Gatsby le Magnifique – Baz Luhrman (2013)

Gatsby

Ce qui est magnifique avec le roman de Fitzgerald, c’est qu’il peut être remis au goût du jour avec la plus grande facilité, les décadences d’opulentes familles et les bassesses de l’être humain embourgeoisé n’ayant pas changées tant que ça depuis les années 20. Ce qui est regrettable par contre, c’est que Baz Luhrman choisisse de faire de Gatsby un personnage peu étoffé alors qu’il est à l’origine censé incarner l’image que cherche à donner les Etats-Unis à l’issue de la première guerre mondiale. Une image forte, rassurante mais qui sous ce vernis de rires et de bonheur, se cache une crainte inavouable: la perte de la confiance en soi et la confusion des repères sociaux. Tous ces éléments, qui étaient au cœur du roman et qui constituaient la raison d’être du personnage, se sont envolés au profit d’un triangle amoureux bien ringard.

Gatsby bar

S’il s’avère que le choix de Leonardo DiCaprio est la meilleure idée que Luhrman ait pu avoir, le reste du casting ne s’en sort pas trop mal. Que ça soit la golfeuse amourachée du narrateur (excellent Maguire qui arrive à se fondre dans le décor pour laisser vivre les situations) ou le mari infidèle interprété par Edgerton (peut être trop volubile), tous arrive à donner de la profondeur à leurs personnages. Mais leurs jeux d’acteurs est étouffé par la mise en scène boursouflée du cinéaste, qui donne à son adaptation des allures de bouillie filmique, saturée de couleurs criardes, de scènes tapes-à l’œil et d’une bande originale imbuvable (on a du Beyoncé remixé jazzy !). Le fond est bel et bien présent et fidèle à l’esprit de Fitzgerald (le roman étant énormément autobiographique dans un sens) mais la forme peine à convaincre tant le côté enivrant des hautes sphères nous passe par dessus la tête, sans oublier de nous refiler la nausée.

Gatsby romance

Parier sur une voix off omniprésente pour nous présenter les enjeux était une fausse bonne idée. En plus de donner un aspect trop littéraire au film, ce procédé montre clairement les limites de Luhrman a adapter le matériau de base.

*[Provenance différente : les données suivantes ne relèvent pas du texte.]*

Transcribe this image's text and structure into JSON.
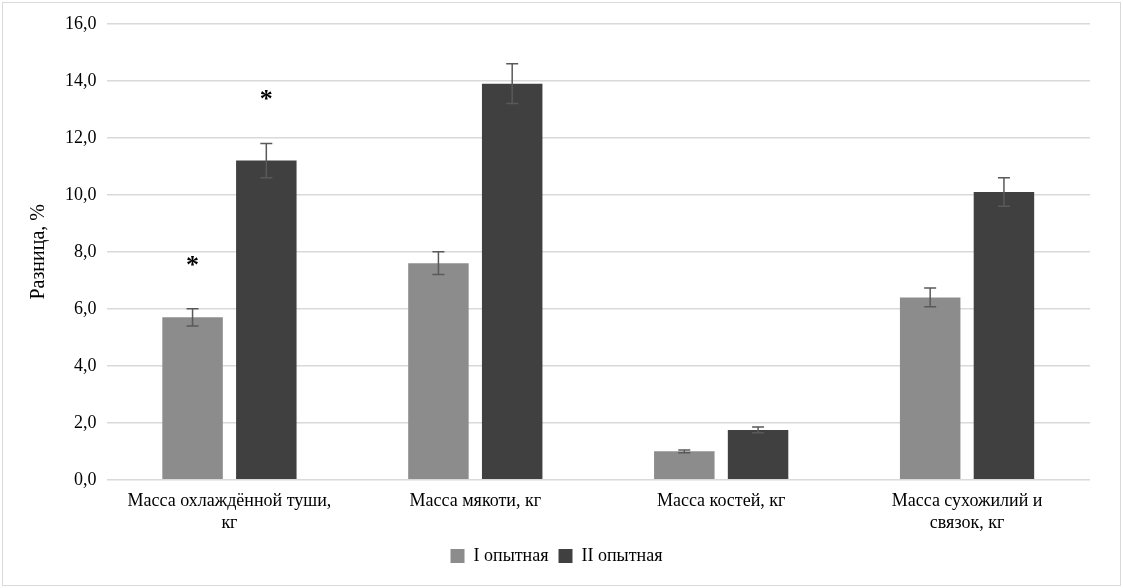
{
  "chart_data": {
    "type": "bar",
    "ylabel": "Разница, %",
    "categories": [
      "Масса охлаждённой туши, кг",
      "Масса мякоти, кг",
      "Масса костей, кг",
      "Масса сухожилий и связок, кг"
    ],
    "series": [
      {
        "name": "I опытная",
        "color": "#8c8c8c",
        "values": [
          5.7,
          7.6,
          1.0,
          6.4
        ],
        "errors": [
          0.3,
          0.4,
          0.05,
          0.33
        ]
      },
      {
        "name": "II опытная",
        "color": "#404040",
        "values": [
          11.2,
          13.9,
          1.75,
          10.1
        ],
        "errors": [
          0.6,
          0.7,
          0.1,
          0.5
        ]
      }
    ],
    "ylim": [
      0,
      16
    ],
    "yticks": [
      {
        "value": 0,
        "label": "0,0"
      },
      {
        "value": 2,
        "label": "2,0"
      },
      {
        "value": 4,
        "label": "4,0"
      },
      {
        "value": 6,
        "label": "6,0"
      },
      {
        "value": 8,
        "label": "8,0"
      },
      {
        "value": 10,
        "label": "10,0"
      },
      {
        "value": 12,
        "label": "12,0"
      },
      {
        "value": 14,
        "label": "14,0"
      },
      {
        "value": 16,
        "label": "16,0"
      }
    ],
    "grid": "y",
    "legend": "bottom",
    "annotations": [
      "*",
      "*"
    ]
  }
}
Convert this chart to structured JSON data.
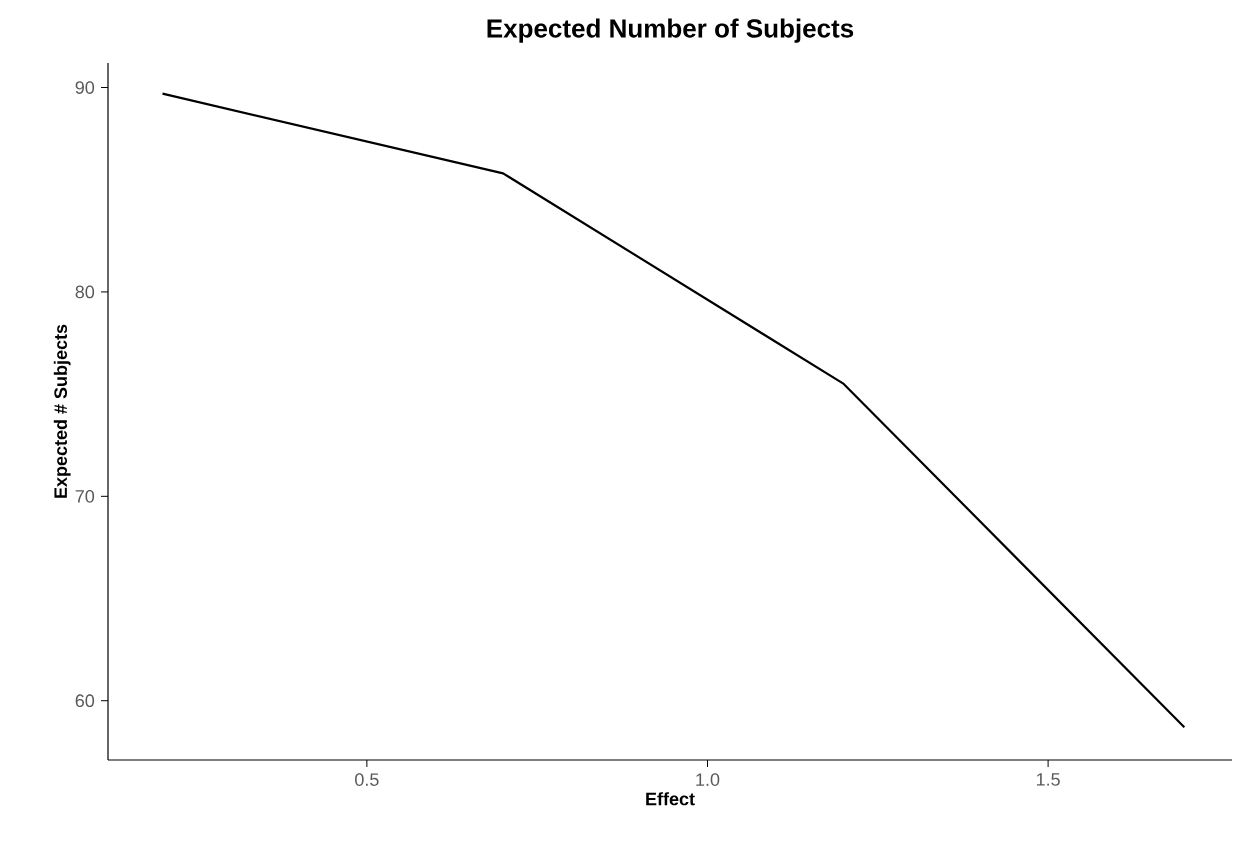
{
  "chart_data": {
    "type": "line",
    "title": "Expected Number of Subjects",
    "xlabel": "Effect",
    "ylabel": "Expected # Subjects",
    "x": [
      0.2,
      0.7,
      1.2,
      1.7
    ],
    "series": [
      {
        "color": "#000000",
        "values": [
          89.7,
          85.8,
          75.5,
          58.7
        ]
      }
    ],
    "xlim": [
      0.12,
      1.77
    ],
    "ylim": [
      57.1,
      91.2
    ],
    "xticks": [
      {
        "value": 0.5,
        "label": "0.5"
      },
      {
        "value": 1.0,
        "label": "1.0"
      },
      {
        "value": 1.5,
        "label": "1.5"
      }
    ],
    "yticks": [
      60,
      70,
      80,
      90
    ],
    "marker": "none",
    "line_style": "solid"
  }
}
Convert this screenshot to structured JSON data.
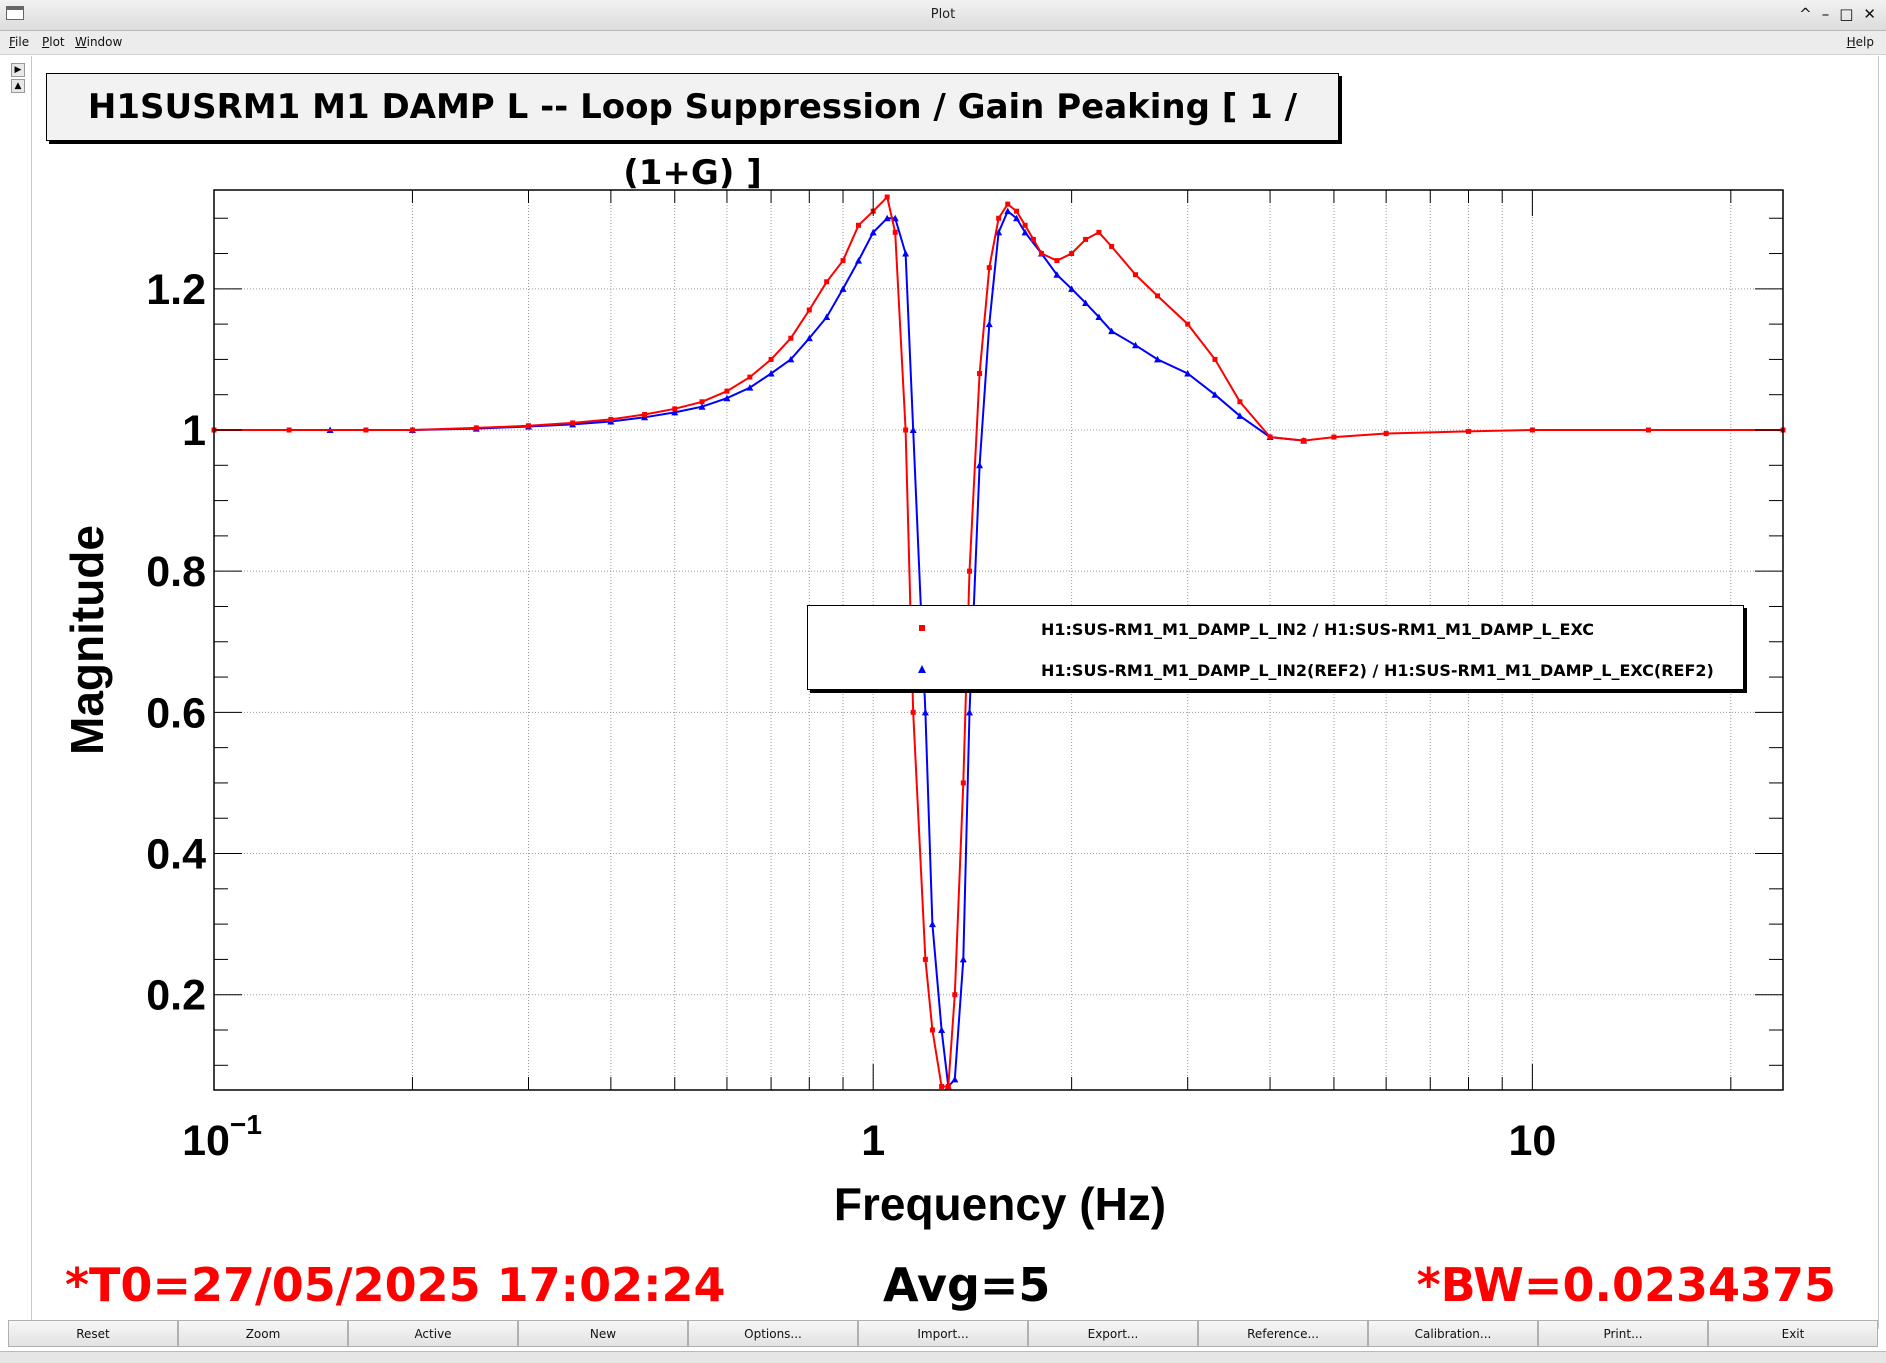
{
  "window": {
    "title": "Plot",
    "controls": [
      "^",
      "–",
      "□",
      "✕"
    ]
  },
  "menu": {
    "file": "File",
    "plot": "Plot",
    "window": "Window",
    "help": "Help"
  },
  "plot_title": "H1SUSRM1 M1 DAMP L -- Loop Suppression / Gain Peaking [ 1 / (1+G) ]",
  "legend": {
    "entries": [
      "H1:SUS-RM1_M1_DAMP_L_IN2 / H1:SUS-RM1_M1_DAMP_L_EXC",
      "H1:SUS-RM1_M1_DAMP_L_IN2(REF2) / H1:SUS-RM1_M1_DAMP_L_EXC(REF2)"
    ]
  },
  "status": {
    "t0": "*T0=27/05/2025 17:02:24",
    "avg": "Avg=5",
    "bw": "*BW=0.0234375"
  },
  "buttons": [
    "Reset",
    "Zoom",
    "Active",
    "New",
    "Options...",
    "Import...",
    "Export...",
    "Reference...",
    "Calibration...",
    "Print...",
    "Exit"
  ],
  "colors": {
    "series_current": "#ff0000",
    "series_reference": "#0000ff",
    "status_red": "#ff0000"
  },
  "chart_data": {
    "type": "line",
    "xlabel": "Frequency (Hz)",
    "ylabel": "Magnitude",
    "xscale": "log",
    "xlim": [
      0.1,
      24
    ],
    "ylim": [
      0.065,
      1.34
    ],
    "x_ticks": [
      {
        "value": 0.1,
        "label": "10",
        "exp": "−1"
      },
      {
        "value": 1,
        "label": "1"
      },
      {
        "value": 10,
        "label": "10"
      }
    ],
    "y_ticks": [
      0.2,
      0.4,
      0.6,
      0.8,
      1,
      1.2
    ],
    "y_tick_labels": [
      "0.2",
      "0.4",
      "0.6",
      "0.8",
      "1",
      "1.2"
    ],
    "grid": true,
    "legend_position": "center-right",
    "series": [
      {
        "name": "H1:SUS-RM1_M1_DAMP_L_IN2 / H1:SUS-RM1_M1_DAMP_L_EXC",
        "marker": "square",
        "x": [
          0.1,
          0.13,
          0.17,
          0.2,
          0.25,
          0.3,
          0.35,
          0.4,
          0.45,
          0.5,
          0.55,
          0.6,
          0.65,
          0.7,
          0.75,
          0.8,
          0.85,
          0.9,
          0.95,
          1.0,
          1.05,
          1.08,
          1.12,
          1.15,
          1.2,
          1.23,
          1.27,
          1.3,
          1.33,
          1.37,
          1.4,
          1.45,
          1.5,
          1.55,
          1.6,
          1.65,
          1.7,
          1.75,
          1.8,
          1.9,
          2.0,
          2.1,
          2.2,
          2.3,
          2.5,
          2.7,
          3.0,
          3.3,
          3.6,
          4.0,
          4.5,
          5.0,
          6.0,
          8.0,
          10.0,
          15.0,
          24.0
        ],
        "y": [
          1.0,
          1.0,
          1.0,
          1.0,
          1.003,
          1.006,
          1.01,
          1.015,
          1.022,
          1.03,
          1.04,
          1.055,
          1.075,
          1.1,
          1.13,
          1.17,
          1.21,
          1.24,
          1.29,
          1.31,
          1.33,
          1.28,
          1.0,
          0.6,
          0.25,
          0.15,
          0.07,
          0.07,
          0.2,
          0.5,
          0.8,
          1.08,
          1.23,
          1.3,
          1.32,
          1.31,
          1.29,
          1.27,
          1.25,
          1.24,
          1.25,
          1.27,
          1.28,
          1.26,
          1.22,
          1.19,
          1.15,
          1.1,
          1.04,
          0.99,
          0.985,
          0.99,
          0.995,
          0.998,
          1.0,
          1.0,
          1.0
        ]
      },
      {
        "name": "H1:SUS-RM1_M1_DAMP_L_IN2(REF2) / H1:SUS-RM1_M1_DAMP_L_EXC(REF2)",
        "marker": "triangle",
        "x": [
          0.15,
          0.2,
          0.25,
          0.3,
          0.35,
          0.4,
          0.45,
          0.5,
          0.55,
          0.6,
          0.65,
          0.7,
          0.75,
          0.8,
          0.85,
          0.9,
          0.95,
          1.0,
          1.05,
          1.08,
          1.12,
          1.15,
          1.2,
          1.23,
          1.27,
          1.3,
          1.33,
          1.37,
          1.4,
          1.45,
          1.5,
          1.55,
          1.6,
          1.65,
          1.7,
          1.8,
          1.9,
          2.0,
          2.1,
          2.2,
          2.3,
          2.5,
          2.7,
          3.0,
          3.3,
          3.6,
          4.0,
          4.5
        ],
        "y": [
          1.0,
          1.0,
          1.002,
          1.005,
          1.008,
          1.012,
          1.018,
          1.025,
          1.033,
          1.045,
          1.06,
          1.08,
          1.1,
          1.13,
          1.16,
          1.2,
          1.24,
          1.28,
          1.3,
          1.3,
          1.25,
          1.0,
          0.6,
          0.3,
          0.15,
          0.07,
          0.08,
          0.25,
          0.6,
          0.95,
          1.15,
          1.28,
          1.31,
          1.3,
          1.28,
          1.25,
          1.22,
          1.2,
          1.18,
          1.16,
          1.14,
          1.12,
          1.1,
          1.08,
          1.05,
          1.02,
          0.99,
          0.985
        ]
      }
    ]
  }
}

Faire du copier-coller n’est pas la meilleure manière de s’engager sur le chemin de l’adaptation d’un roman qui peut traverser les époques et les âges sans trop de peine. Choisir des musiques d’époque et utiliser des effets spéciaux modernes n’a rien de génial pour qui voudrait réactualiser le mythe de Gatsby. C’est juste le moyen de mettre sa patte visuelle dégoulinante de bons sentiments et de clichés vieux de cent ans sur des personnages au fort caractère, empreints d’une envie de vivre pleinement leurs vies, qui s’explique par la brutalité de la guerre passée.

Gatsby confrontation

La confrontation des sentiments dans la chambre d’hôtel est la meilleure scène du film et celle qui se rapproche le plus du sentimentalisme qui imprégnait les pages du roman. Mais il faut poireauter 2 heures avant d’avoir un minimum de vitalité et d’humanité dans cette coquille vide. Un feu d’artifice visuel en forme de pétard mouillé, c’est vraiment loin de suffire lorsqu’on transmet l’héritage de l’un des plus grands écrivains américains.